Saturday, April 11, 2015

Anergic B cells respond to polyvalent antigens via IgD receptor

Naive B cells express IgM and IgD receptors. Both receptors share the same unique immunoglobulin variable region but differ in immunoglobulin constant regions. IgM is secreted in response to antigenic signaling but not much is known regarding the role of IgD in immune response.

New study in Nature Immunology provided very interesting data about the function of IgD. It turned out that unlike IgM, IgD receptors only respond to polyvalent antigens.

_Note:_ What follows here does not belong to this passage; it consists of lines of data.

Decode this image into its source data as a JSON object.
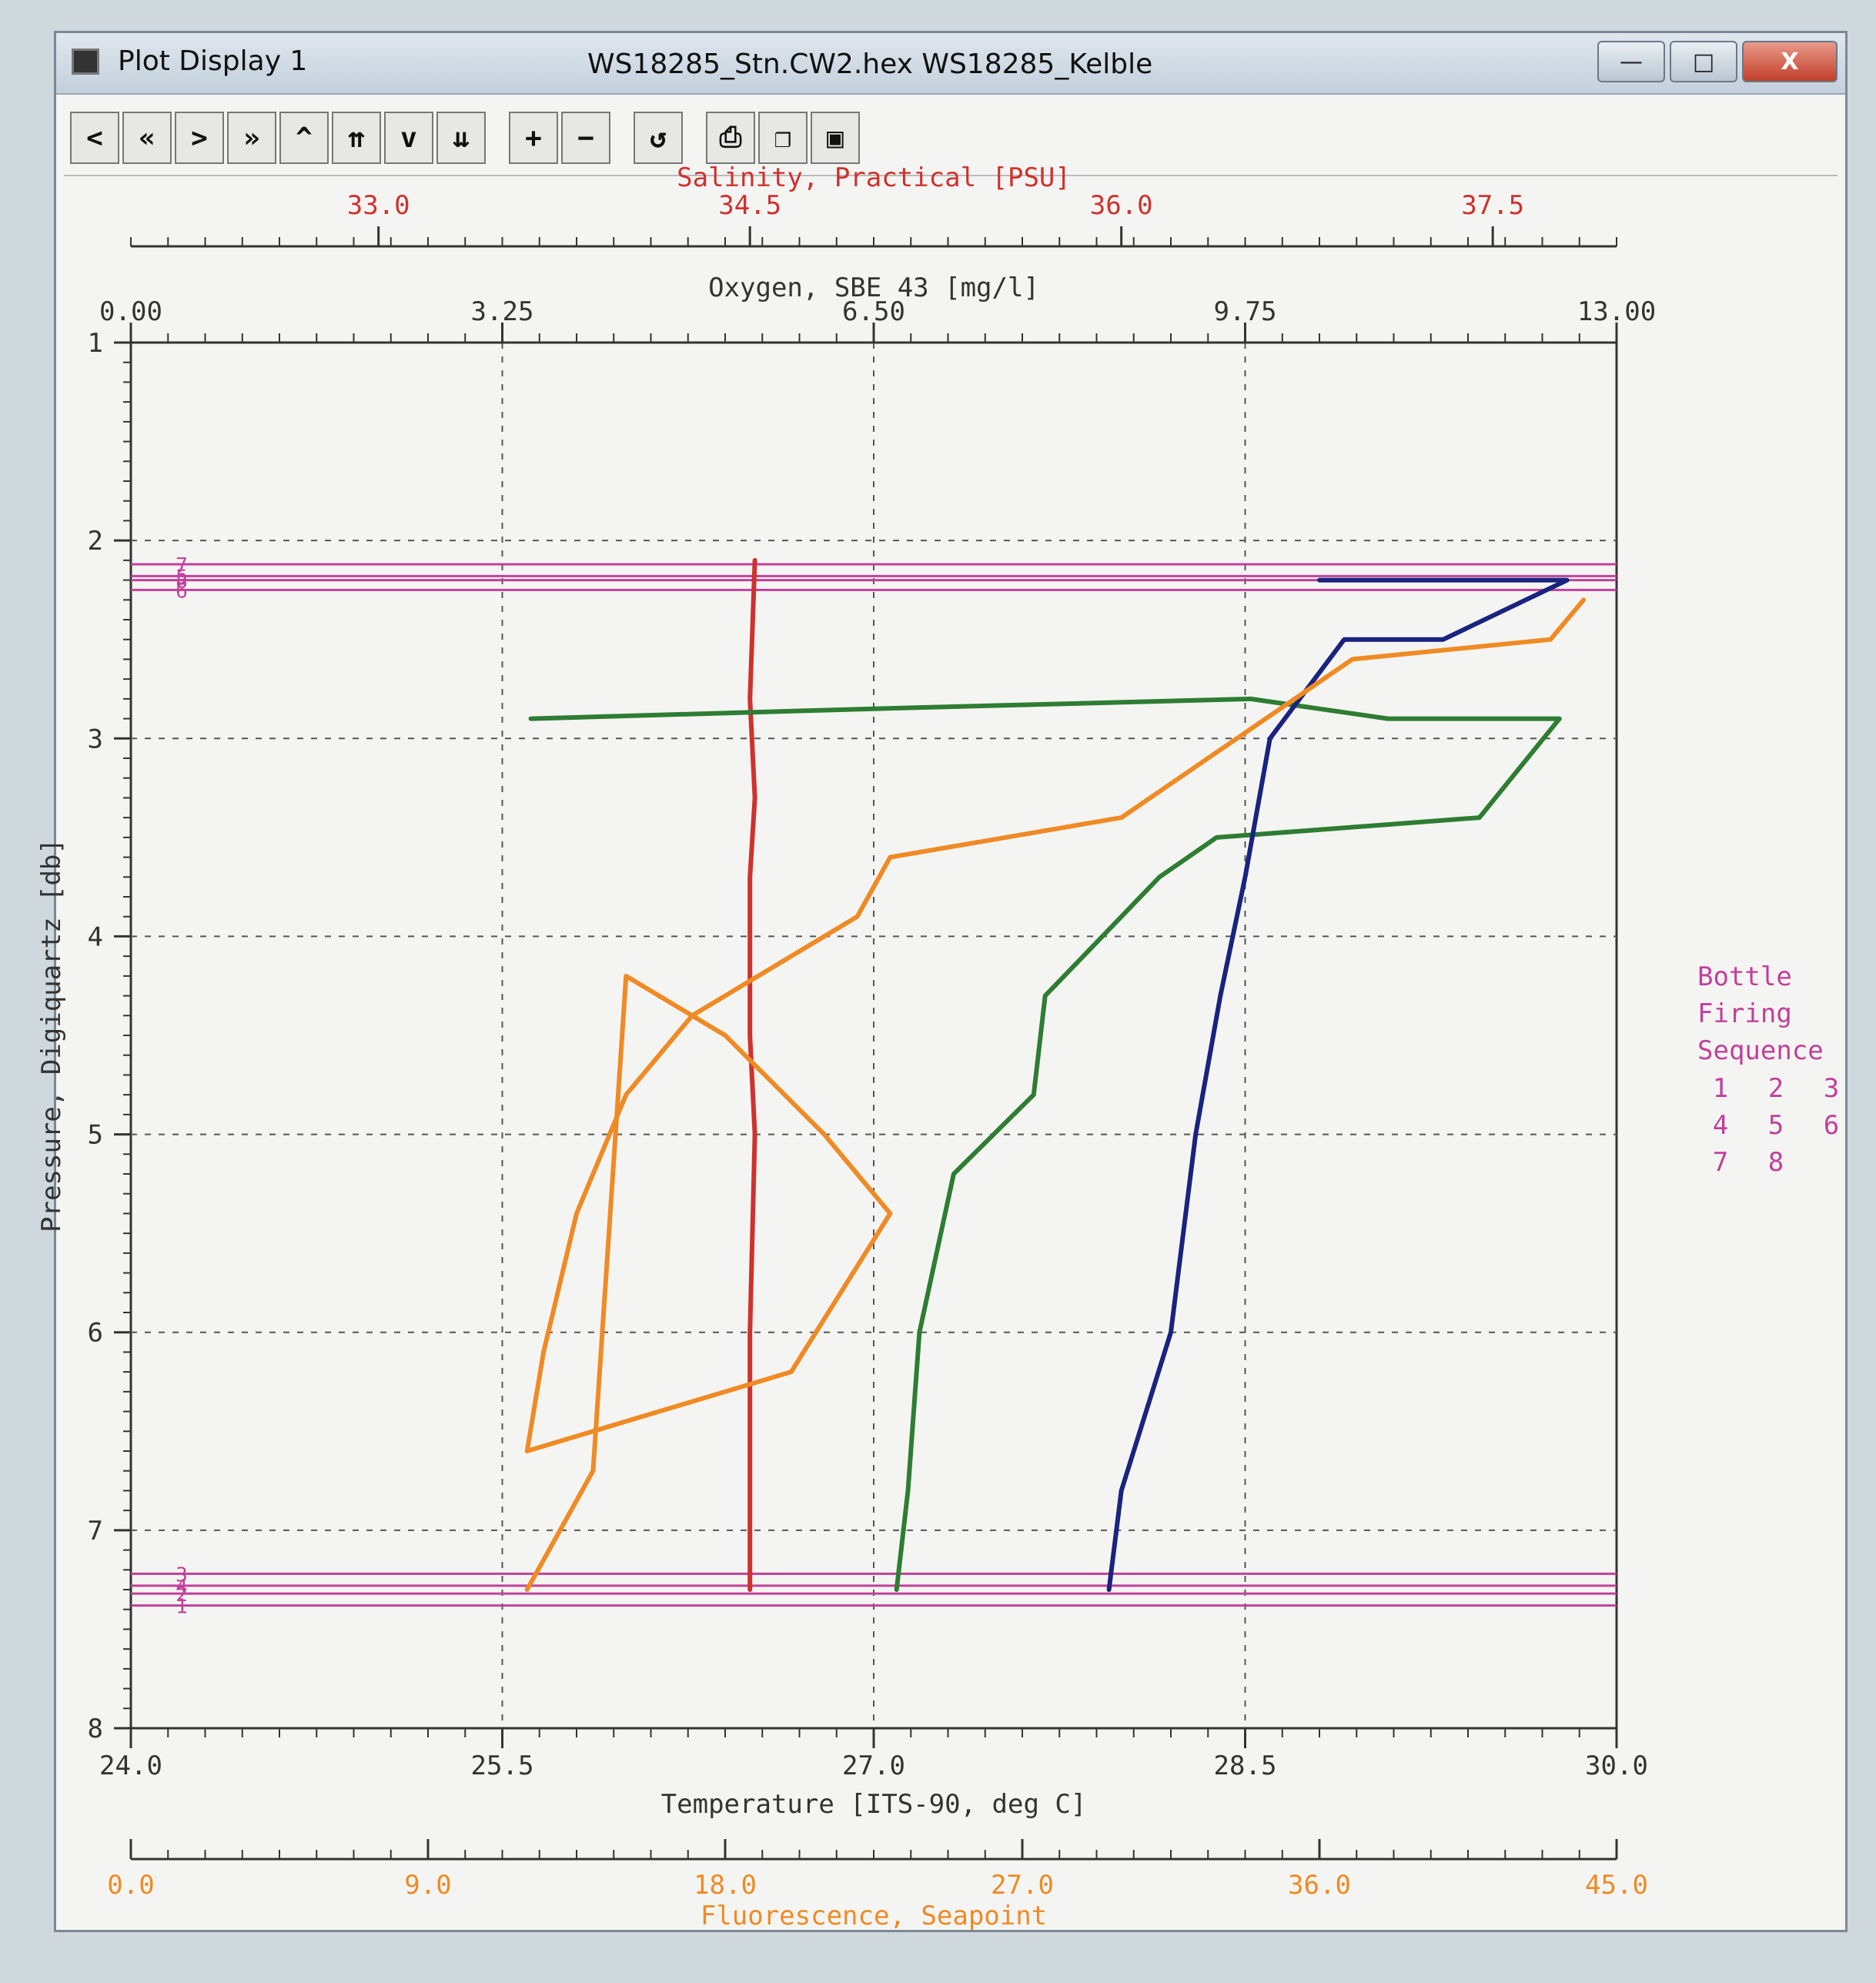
{
  "window": {
    "title": "Plot Display 1",
    "file_title": "WS18285_Stn.CW2.hex WS18285_Kelble",
    "minimize": "—",
    "maximize": "□",
    "close": "X"
  },
  "toolbar": {
    "buttons": [
      {
        "glyph": "<"
      },
      {
        "glyph": "«"
      },
      {
        "glyph": ">"
      },
      {
        "glyph": "»"
      },
      {
        "glyph": "^"
      },
      {
        "glyph": "⇈"
      },
      {
        "glyph": "v"
      },
      {
        "glyph": "⇊"
      },
      {
        "glyph": "+"
      },
      {
        "glyph": "−"
      },
      {
        "glyph": "↺"
      },
      {
        "glyph": "⎙"
      },
      {
        "glyph": "❐"
      },
      {
        "glyph": "▣"
      }
    ]
  },
  "colors": {
    "salinity": "#d0312d",
    "oxygen": "#2e7d32",
    "temperature": "#1a237e",
    "fluorescence": "#f08a24",
    "bottle": "#c2409a",
    "axis": "#333333"
  },
  "chart_data": {
    "type": "line",
    "legend_position": "right",
    "y_axis": {
      "label": "Pressure, Digiquartz [db]",
      "range": [
        1,
        8
      ],
      "ticks": [
        "1",
        "2",
        "3",
        "4",
        "5",
        "6",
        "7",
        "8"
      ],
      "inverted": true
    },
    "x_axes": [
      {
        "key": "salinity",
        "label": "Salinity, Practical [PSU]",
        "range": [
          32.0,
          38.0
        ],
        "ticks": [
          "33.0",
          "34.5",
          "36.0",
          "37.5"
        ],
        "tick_values": [
          33.0,
          34.5,
          36.0,
          37.5
        ]
      },
      {
        "key": "oxygen",
        "label": "Oxygen, SBE 43 [mg/l]",
        "range": [
          0.0,
          13.0
        ],
        "ticks": [
          "0.00",
          "3.25",
          "6.50",
          "9.75",
          "13.00"
        ],
        "tick_values": [
          0.0,
          3.25,
          6.5,
          9.75,
          13.0
        ]
      },
      {
        "key": "temperature",
        "label": "Temperature [ITS-90, deg C]",
        "range": [
          24.0,
          30.0
        ],
        "ticks": [
          "24.0",
          "25.5",
          "27.0",
          "28.5",
          "30.0"
        ],
        "tick_values": [
          24.0,
          25.5,
          27.0,
          28.5,
          30.0
        ]
      },
      {
        "key": "fluorescence",
        "label": "Fluorescence, Seapoint",
        "range": [
          0.0,
          45.0
        ],
        "ticks": [
          "0.0",
          "9.0",
          "18.0",
          "27.0",
          "36.0",
          "45.0"
        ],
        "tick_values": [
          0,
          9,
          18,
          27,
          36,
          45
        ]
      }
    ],
    "series": [
      {
        "key": "salinity",
        "x": [
          34.52,
          34.5,
          34.52,
          34.5,
          34.5,
          34.52,
          34.5,
          34.5
        ],
        "y": [
          2.1,
          2.8,
          3.3,
          3.7,
          4.5,
          5.0,
          6.0,
          7.3
        ]
      },
      {
        "key": "oxygen",
        "x": [
          3.5,
          6.5,
          9.8,
          11.0,
          12.5,
          11.8,
          9.5,
          9.0,
          8.0,
          7.9,
          7.2,
          6.9,
          6.8,
          6.7
        ],
        "y": [
          2.9,
          2.85,
          2.8,
          2.9,
          2.9,
          3.4,
          3.5,
          3.7,
          4.3,
          4.8,
          5.2,
          6.0,
          6.8,
          7.3
        ]
      },
      {
        "key": "temperature",
        "x": [
          28.8,
          29.8,
          29.3,
          28.9,
          28.6,
          28.5,
          28.4,
          28.3,
          28.2,
          28.0,
          27.95
        ],
        "y": [
          2.2,
          2.2,
          2.5,
          2.5,
          3.0,
          3.7,
          4.3,
          5.0,
          6.0,
          6.8,
          7.3
        ]
      },
      {
        "key": "fluorescence",
        "x": [
          44.0,
          43.0,
          37.0,
          30.0,
          23.0,
          22.0,
          17.0,
          15.0,
          13.5,
          12.5,
          12.0,
          20.0,
          23.0,
          21.0,
          18.0,
          15.0,
          14.0,
          12.0
        ],
        "y": [
          2.3,
          2.5,
          2.6,
          3.4,
          3.6,
          3.9,
          4.4,
          4.8,
          5.4,
          6.1,
          6.6,
          6.2,
          5.4,
          5.0,
          4.5,
          4.2,
          6.7,
          7.3
        ]
      }
    ],
    "bottles": [
      {
        "id": "1",
        "pressure": 7.38
      },
      {
        "id": "2",
        "pressure": 7.32
      },
      {
        "id": "3",
        "pressure": 7.22
      },
      {
        "id": "4",
        "pressure": 7.28
      },
      {
        "id": "5",
        "pressure": 2.18
      },
      {
        "id": "6",
        "pressure": 2.25
      },
      {
        "id": "7",
        "pressure": 2.12
      },
      {
        "id": "8",
        "pressure": 2.2
      }
    ],
    "legend": {
      "title_lines": [
        "Bottle",
        "Firing",
        "Sequence"
      ],
      "rows": [
        [
          "1",
          "2",
          "3"
        ],
        [
          "4",
          "5",
          "6"
        ],
        [
          "7",
          "8",
          ""
        ]
      ]
    }
  }
}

The authors, led by Hassan Jumaa at the Institute of Immunology (Ulm, Germany), first showed that unlike IgM receptor, cell line expressing IgD receptors specific for hapten (NIP) or antigen (HEL) responded only to polyvalent antigenic forms.

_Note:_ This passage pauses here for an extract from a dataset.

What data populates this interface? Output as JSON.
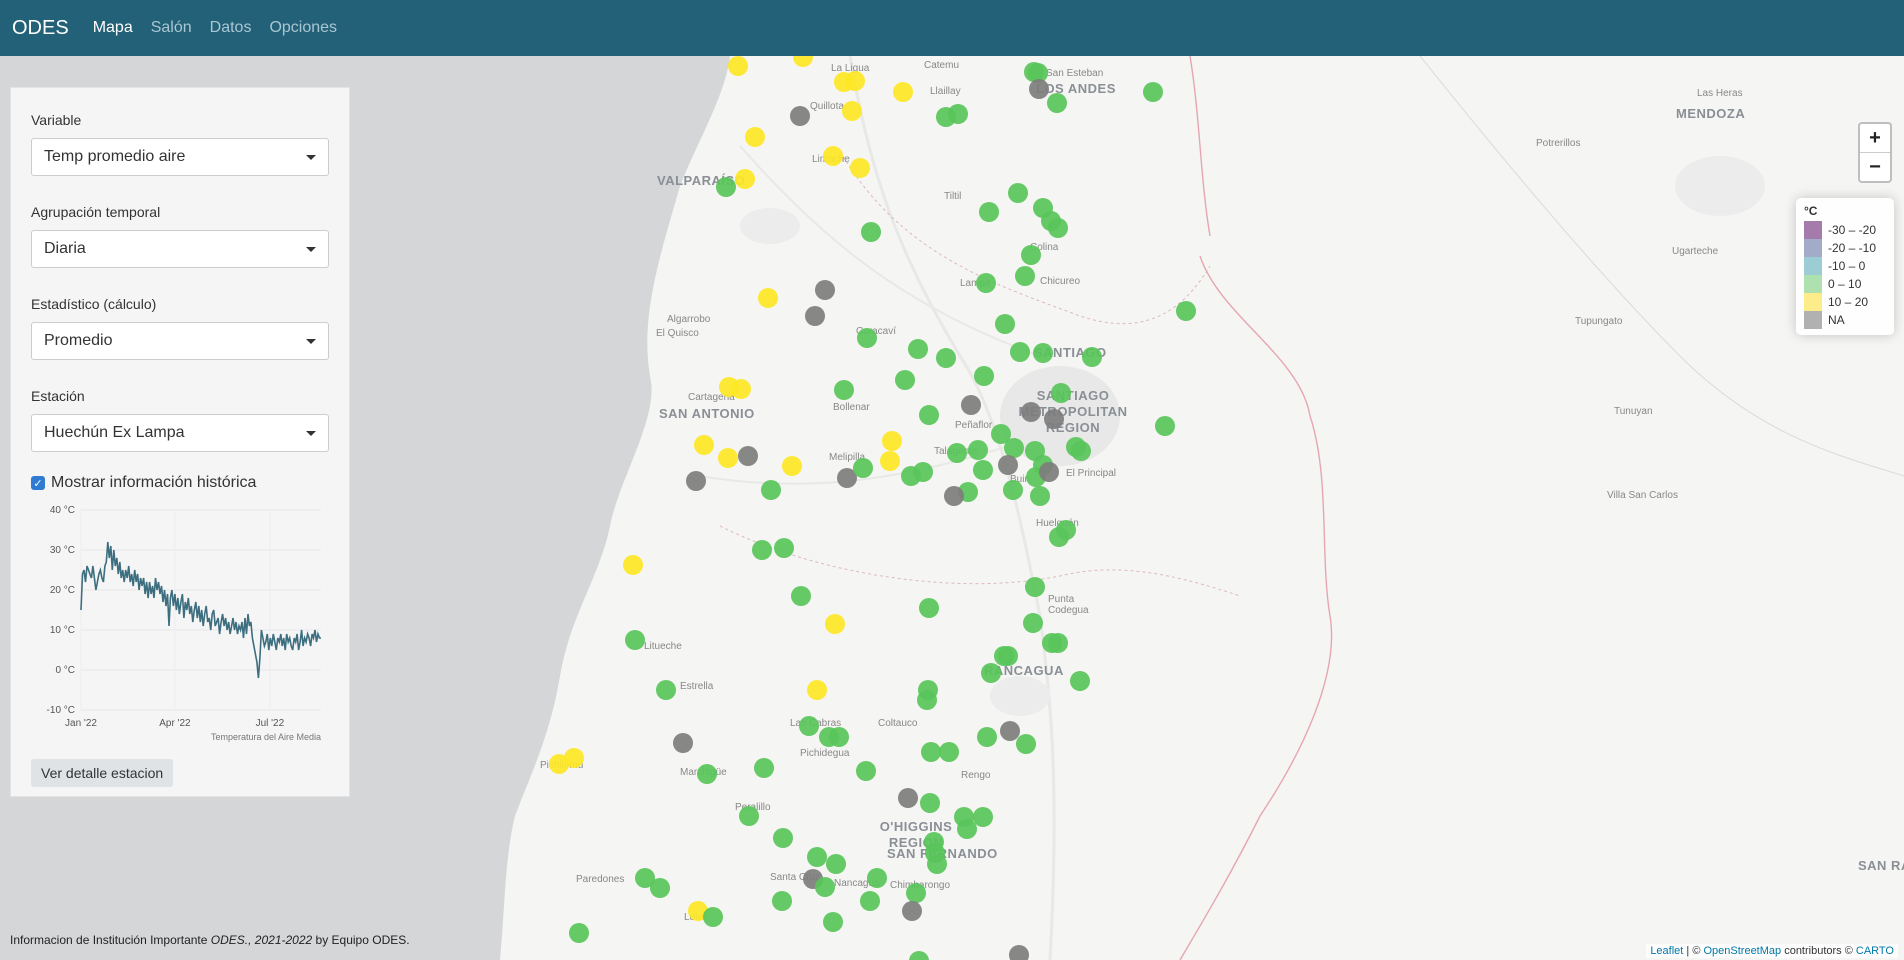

Next, the authors find that these difference in response between IgM and IgD was related to the difference in hinge region (that connects variable and constant regions). IgD with no hinge region (IgDΔhinge) responded as if IgM and IgM with IgD hinge region responded as if IgD.

The authors observed that anergic B cells obtained from antigen (HEL)-specific B cell double transgenic mouse expressing soluble HEL (s-HEL) could still respond to polyvalent HEL antigen.

The authors showed that monovalent antigen could competitively inhibit IgD signaling in response to polyvalent antigens.

Next, the authors observed that functionally, absence of IgM receptor could compromise innate B-1 cells scavenging response (natural antibody response) to a soluble auto-antigen phosphatidylcholine (PtC).

Indeed, IgD receptor itself were unable to respond to a soluble phosphatidylcholine (PtC).

Finally, the authors also showed that the absence of IgM signaling compromised IgG scavenging functions against multiple auto-antigens (oxidized LDL, etc) as well.

In summary, this study revealed that anergic B cells (IgMlowIgDhigh) can respond to antigen when stimulated with polyvalent antigens. Probably the role of IgD receptor is to prevent improper activation of naive B cells in response to soluble antigens. I wonder what is the (a) phenotype of IgD KO mice or (b) whether auto-antigens targeted by natural antibodies are mono or polyvalent in nature?